Google Summer of Code 2010 - Project Proposal

Project

Implementing a parser and an evaluator for Schema Component Designators

Student Name

Ishan Jayawardena

Email

udeshike@gmail.com

Time zone

UTC+5:30 (Sri Lanka)

Abstract

Apache Xerces2 is a high-performance, standard complaint processor written in Java for parsing, validating, serializing and manipulating XML documents. The objective of this project is to implement a parser and an evaluator for schema component designators (SCD) that can be used to identify and retrieve XML schema component(s) from the XML schema data model used by Xerces. Schema components that are defined in two W3C recommendations; XML Schema Part 1: structures[#1 ] and XML Schema part 2: Data types[#2] act as the building blocks of an XML schema document.

Description

W3C XML Schema Definition Language (XSD): Component Designators is a specification that reached W3C candidate recommendation in January 2010[#3] with W3C inviting the community to start implementing it[#4]. The main advantage SCD provides for the programmers is making it easier to navigate an XML schema object model more efficiently by reducing the amount of code that they have to write to retrieve a set of specific schema components. This is achieved by using a path expression similar to an XPath expression. The W3C SCD specification defines two basic types of SCDs[#5],

  1. Absolute SCDs (ASCD): An ASCD identifies a particular schema component; it consists of two parts: a designator for the assembled schema (a schema designator), and a designator for a particular schema component or schema components relative to that assembled schema (a relative schema component designator). Syntactically, an ASCD consists of a URI without a fragment identifier part which identifies the schema and an XPointer fragment identifier which encapsulates a schema component path (SCP)[#6] to designate a set of components in the context of that schema.

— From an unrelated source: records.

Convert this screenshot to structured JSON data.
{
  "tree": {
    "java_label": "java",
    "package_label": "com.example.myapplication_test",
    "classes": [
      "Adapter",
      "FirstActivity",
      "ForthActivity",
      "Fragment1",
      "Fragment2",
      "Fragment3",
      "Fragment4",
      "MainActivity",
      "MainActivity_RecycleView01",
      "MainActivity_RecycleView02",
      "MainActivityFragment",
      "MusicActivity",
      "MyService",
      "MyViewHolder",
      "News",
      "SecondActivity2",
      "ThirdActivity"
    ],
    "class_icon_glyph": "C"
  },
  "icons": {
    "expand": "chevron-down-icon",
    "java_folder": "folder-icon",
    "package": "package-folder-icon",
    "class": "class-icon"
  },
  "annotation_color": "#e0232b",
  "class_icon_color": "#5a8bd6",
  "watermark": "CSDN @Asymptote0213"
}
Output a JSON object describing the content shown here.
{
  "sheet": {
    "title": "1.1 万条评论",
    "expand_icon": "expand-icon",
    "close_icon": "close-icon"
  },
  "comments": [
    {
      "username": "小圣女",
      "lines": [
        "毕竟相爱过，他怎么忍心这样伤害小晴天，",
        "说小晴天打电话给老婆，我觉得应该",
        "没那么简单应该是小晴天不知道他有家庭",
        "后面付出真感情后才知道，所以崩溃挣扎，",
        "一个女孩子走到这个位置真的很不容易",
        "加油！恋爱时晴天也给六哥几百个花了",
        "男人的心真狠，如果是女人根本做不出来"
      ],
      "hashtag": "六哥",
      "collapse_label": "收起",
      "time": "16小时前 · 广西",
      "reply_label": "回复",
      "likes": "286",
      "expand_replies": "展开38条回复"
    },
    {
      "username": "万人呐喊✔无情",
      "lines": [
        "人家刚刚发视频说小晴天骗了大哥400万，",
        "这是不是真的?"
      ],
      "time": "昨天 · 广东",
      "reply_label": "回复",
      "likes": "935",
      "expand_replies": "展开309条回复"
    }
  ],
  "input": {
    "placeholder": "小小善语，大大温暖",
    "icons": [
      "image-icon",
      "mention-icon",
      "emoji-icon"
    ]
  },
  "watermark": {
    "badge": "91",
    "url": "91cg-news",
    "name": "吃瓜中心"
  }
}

2. Relative SCDs (RSCD): An RSCD identifies a particular schema component relative to some current assembled schema; it is expressed as an XPointer scheme xscd() that uses a schema component path as the scheme data. This XPointer scheme may be used in combination with the XPointer xmlns() scheme.

For instance, consider the ASCD, http://example.org/schemas/po.xsd#xscd(/type::purchaseOrderType). In here, the URI http://example.org/schemas/po.xsd refers to an assembled schema and the XPointer fragment (which is an RSCD) xscd(/type::purchaseOrderType) refers to a particular schema component by using the SCP /type::purchaseOrderType. Following is an ASCD with a namespace binding, http://example.org/schemas/po.xsd#xmlns(p=http://example.com/schema/po)xscd(/type::p:USAddress). In here, xmlns(p=http://example.com/schema/po)xscd(/type::p:USAddress) represents an RSCD. The W3C SCD specification consists of a more comprehensive set of examples[#7][#8][#9] that illustrates a number of possible usages and types of SCDs/SCPs.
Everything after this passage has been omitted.